If you use a custom container image, you can pass build-time secrets via the secrets parameter on ContainerImage. These are mounted as Docker build secrets (via --mount=type=secret) and are available inside your Dockerfile during the build but not persisted in the final image. 
from fal.container import ContainerImage

image = ContainerImage.from_dockerfile_str(
    """
    FROM python:3.11
    RUN --mount=type=secret,id=hf_token cat /run/secrets/hf_token
    """,
    secrets={"hf_token": os.getenv("HF_TOKEN")},
)

Secrets Per Environment

Secrets can be scoped to specific environments, letting you use different credentials for development, staging, and production.
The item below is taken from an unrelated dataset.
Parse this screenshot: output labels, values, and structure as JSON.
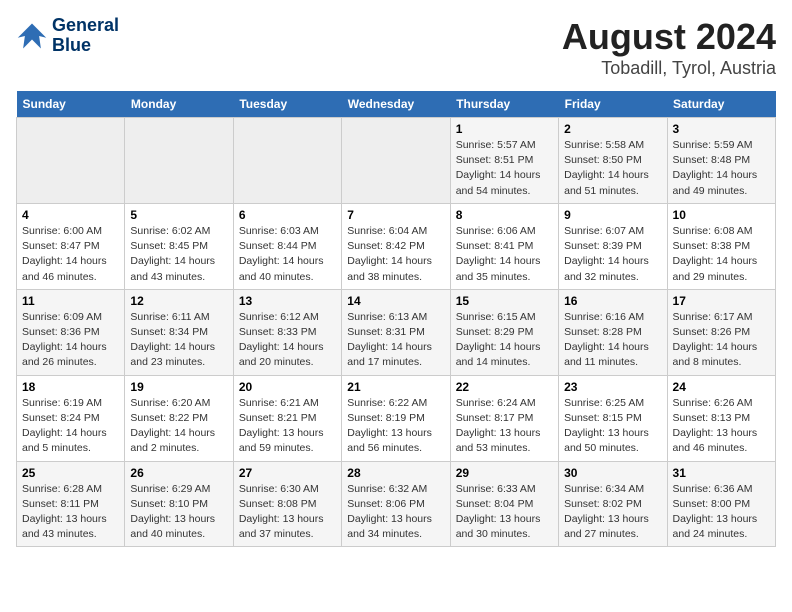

When you deploy to an environment, the runner receives the secrets set for that environment. 
fal secrets set DATABASE_URL=postgres://prod-db.example.com/app
fal secrets set DATABASE_URL=postgres://staging-db.example.com/app --env staging
If a secret is not set for a specific environment, the runner does not fall back to the main environment’s value — the variable is simply not present.

Managing Secrets

Listing

List your secrets to see their names, environments, and creation dates. Values are never displayed. 
fal secrets list
NameEnvCreated At
HF_TOKENmain2026-01-15 10:30:00
DATABASE_URLmain2026-01-15 10:31:00
To list secrets for a specific environment: 
fal secrets list --env staging

Removing

Delete a secret to prevent it from being injected into new runners: 
fal secrets unset HF_TOKEN
fal secrets unset HF_TOKEN --env staging
Running runners are not affected by deletion. The secret is removed from new runners only.